LOCKDOWN is a memory that fades in our home, I’m happy to report.
It was fun at first, but I’m the only man in the house with my wife and four daughters, and I’m used to traveling a lot for work.
There were times when I really thought I was going crazy.
Two of the best ways to fight madness were to cook and ride a bike.
I have been cooking for years. Nothing great, just traditional stuff that fills my family.
It also means I can have a glass of wine in the kitchen on my own while the girls watch Made In Towie, or whatever.
Last week, Michelin invited me to take part in a triple tire test in Spain, which ticked all the boxes for me. Cars. Bicycles. Bicycles. And good food.
What you are looking at is the results.
It’s easy to discard tires like just black, round pieces that cost you too much money every now and then.
But Michelin knows it better, and so should we.
He has been in business for over 130 years, perfecting the art of connecting motorcyclists and drivers with the road, all over the world.
Of course, you can buy cheaper tires.

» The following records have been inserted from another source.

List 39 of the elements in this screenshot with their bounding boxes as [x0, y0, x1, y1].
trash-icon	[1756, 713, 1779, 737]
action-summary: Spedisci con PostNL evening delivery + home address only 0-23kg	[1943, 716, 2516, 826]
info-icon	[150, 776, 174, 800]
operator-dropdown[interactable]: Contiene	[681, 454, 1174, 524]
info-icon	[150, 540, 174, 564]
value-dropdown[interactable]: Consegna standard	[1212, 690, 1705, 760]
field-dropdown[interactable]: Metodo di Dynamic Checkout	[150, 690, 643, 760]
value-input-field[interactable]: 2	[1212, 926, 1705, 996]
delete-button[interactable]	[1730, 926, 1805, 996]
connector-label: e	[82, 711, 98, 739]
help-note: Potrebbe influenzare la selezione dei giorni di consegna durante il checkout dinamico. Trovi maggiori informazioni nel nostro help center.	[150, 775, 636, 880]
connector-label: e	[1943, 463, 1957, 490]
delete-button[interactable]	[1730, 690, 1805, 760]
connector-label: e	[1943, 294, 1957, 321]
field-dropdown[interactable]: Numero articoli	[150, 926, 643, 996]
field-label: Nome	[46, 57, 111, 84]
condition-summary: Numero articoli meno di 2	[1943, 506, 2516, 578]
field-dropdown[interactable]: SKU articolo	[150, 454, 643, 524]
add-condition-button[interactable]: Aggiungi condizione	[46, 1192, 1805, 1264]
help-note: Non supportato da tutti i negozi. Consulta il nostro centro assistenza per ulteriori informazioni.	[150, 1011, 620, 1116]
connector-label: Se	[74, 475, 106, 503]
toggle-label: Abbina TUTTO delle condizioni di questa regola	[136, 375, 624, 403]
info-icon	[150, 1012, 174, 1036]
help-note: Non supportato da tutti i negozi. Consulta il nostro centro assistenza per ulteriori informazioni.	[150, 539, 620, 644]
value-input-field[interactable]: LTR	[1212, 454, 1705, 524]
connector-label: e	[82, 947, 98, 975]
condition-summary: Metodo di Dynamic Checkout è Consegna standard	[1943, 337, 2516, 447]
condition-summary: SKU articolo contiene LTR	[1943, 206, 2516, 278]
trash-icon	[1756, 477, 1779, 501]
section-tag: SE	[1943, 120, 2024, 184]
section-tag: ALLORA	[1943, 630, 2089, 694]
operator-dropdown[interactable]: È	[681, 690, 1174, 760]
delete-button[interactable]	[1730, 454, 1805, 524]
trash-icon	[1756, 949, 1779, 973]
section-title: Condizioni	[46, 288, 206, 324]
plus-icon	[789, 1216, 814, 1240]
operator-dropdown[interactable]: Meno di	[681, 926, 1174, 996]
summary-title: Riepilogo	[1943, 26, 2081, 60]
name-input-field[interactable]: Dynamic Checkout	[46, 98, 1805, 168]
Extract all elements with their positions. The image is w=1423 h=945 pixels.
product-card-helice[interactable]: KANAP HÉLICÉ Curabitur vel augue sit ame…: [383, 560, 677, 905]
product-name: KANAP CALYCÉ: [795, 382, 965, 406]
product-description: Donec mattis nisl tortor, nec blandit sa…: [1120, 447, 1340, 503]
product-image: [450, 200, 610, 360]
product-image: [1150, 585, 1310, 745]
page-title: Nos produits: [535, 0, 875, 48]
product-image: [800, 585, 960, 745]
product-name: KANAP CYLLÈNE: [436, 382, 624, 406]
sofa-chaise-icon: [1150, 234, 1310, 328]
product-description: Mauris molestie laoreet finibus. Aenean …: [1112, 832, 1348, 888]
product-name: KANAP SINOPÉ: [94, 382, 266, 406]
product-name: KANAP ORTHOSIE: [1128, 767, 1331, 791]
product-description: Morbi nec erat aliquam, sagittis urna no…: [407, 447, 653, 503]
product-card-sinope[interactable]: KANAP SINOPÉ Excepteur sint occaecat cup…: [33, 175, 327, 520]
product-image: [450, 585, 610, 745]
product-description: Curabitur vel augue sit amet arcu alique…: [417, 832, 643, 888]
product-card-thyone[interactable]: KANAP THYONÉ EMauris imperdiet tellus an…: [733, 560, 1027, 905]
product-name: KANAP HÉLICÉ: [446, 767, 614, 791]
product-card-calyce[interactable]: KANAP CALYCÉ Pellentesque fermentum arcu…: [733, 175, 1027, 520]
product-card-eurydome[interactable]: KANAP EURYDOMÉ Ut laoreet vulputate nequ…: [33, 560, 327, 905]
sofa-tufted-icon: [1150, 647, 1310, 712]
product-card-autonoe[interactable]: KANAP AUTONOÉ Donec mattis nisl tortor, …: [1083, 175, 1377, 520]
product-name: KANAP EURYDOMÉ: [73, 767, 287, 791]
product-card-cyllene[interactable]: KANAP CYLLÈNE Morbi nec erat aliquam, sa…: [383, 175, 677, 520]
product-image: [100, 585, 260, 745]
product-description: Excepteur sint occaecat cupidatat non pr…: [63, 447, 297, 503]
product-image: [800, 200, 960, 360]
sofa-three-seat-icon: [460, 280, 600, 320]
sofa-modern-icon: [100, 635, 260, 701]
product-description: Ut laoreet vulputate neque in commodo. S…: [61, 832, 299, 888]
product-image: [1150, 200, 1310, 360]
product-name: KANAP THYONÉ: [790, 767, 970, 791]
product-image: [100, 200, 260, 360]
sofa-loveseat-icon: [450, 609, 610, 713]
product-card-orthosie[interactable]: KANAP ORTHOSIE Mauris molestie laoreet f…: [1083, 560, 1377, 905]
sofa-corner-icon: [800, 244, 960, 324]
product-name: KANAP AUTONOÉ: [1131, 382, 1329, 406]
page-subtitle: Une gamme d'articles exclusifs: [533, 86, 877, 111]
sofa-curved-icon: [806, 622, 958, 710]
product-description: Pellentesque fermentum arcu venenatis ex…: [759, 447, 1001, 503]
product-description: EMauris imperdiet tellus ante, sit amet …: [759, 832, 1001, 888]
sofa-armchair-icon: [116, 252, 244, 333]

But when you think about the role they play, it’s hard to argue that a better touch patch isn’t worth the money.
I use cycling to keep fit, but usually with a stationary bike in the front room.
I was silent for a while while a nice man named Zippy made me a size for a road bike and explained to me how Girona was the mecca for cyclists in Europe.
It was so much more fun than the spin bike in my living room and it was worth having a picture of me carrying whole Lycra in a national newspaper.
Fast forward 12 hours and I’m behind the wheel of a 252 hp Alpine A110.
The sun is shining and I have just been told that the road I am about to drive was once a paved stage of the World Rally Championship.
I know a lot about motorcycle tires, but not much about car tires.
One thing I definitely knew at the time, though, was that the Pilot Road 5 tire on my little French sports car was about to stick.
I drove as if I had accidentally left the license plate at home, but the tires and the car were amazing.
VAL LA VERGONYA
That evening I was offered the opportunity to cook with Michelin-starred chefs in Barcelona and I chose the Triumph Trident as my last means of transportation.
I know the bike very well, but I still had to test the Michelin Road 6 tire I had installed on it.
Did it transform the handling of the bicycle? Absolutely not.
Much of what works for me with a tire is not so much how it is done, but the confidence it makes me feel.
I’ve been a Michelin fan since Pilot Road 3 in 2011 and that hasn’t changed.
After a few miles of warming up these Road 6s, I was getting stuck on unfamiliar roads with the knowledge that I could bring the brake and tilt angle together without any problem with the tire.
When I needed to recover for a while, I hit the freeway and got to my cooking lesson with a few minutes left over.
Sergio and Javier Torres are twin brothers who run a restaurant called Cocina in Barcelona.
It has two Michelin stars, which means that the food, service and overall atmosphere are outrageously good.
Neither brother can speak a word of English, but they are famous in Spain, with their own television program.
With almost no conversation, they make me cook some crunchy little pancakes that we dress with bacon, black truffle and grated almonds.
The trip in the morning was amazing, as was the trip in the afternoon.
Being in a kitchen like this, after a day like that, was living my best life.
I didn’t tell my new Spanish cooks that I was allergic to almonds and that I ate like I had never been fed.
Some things are worth the risk and these are worth it.
Whether it’s food, bike tires, driving guides for foreign countries, or rubber for your commute, Michelin does so much better than you think.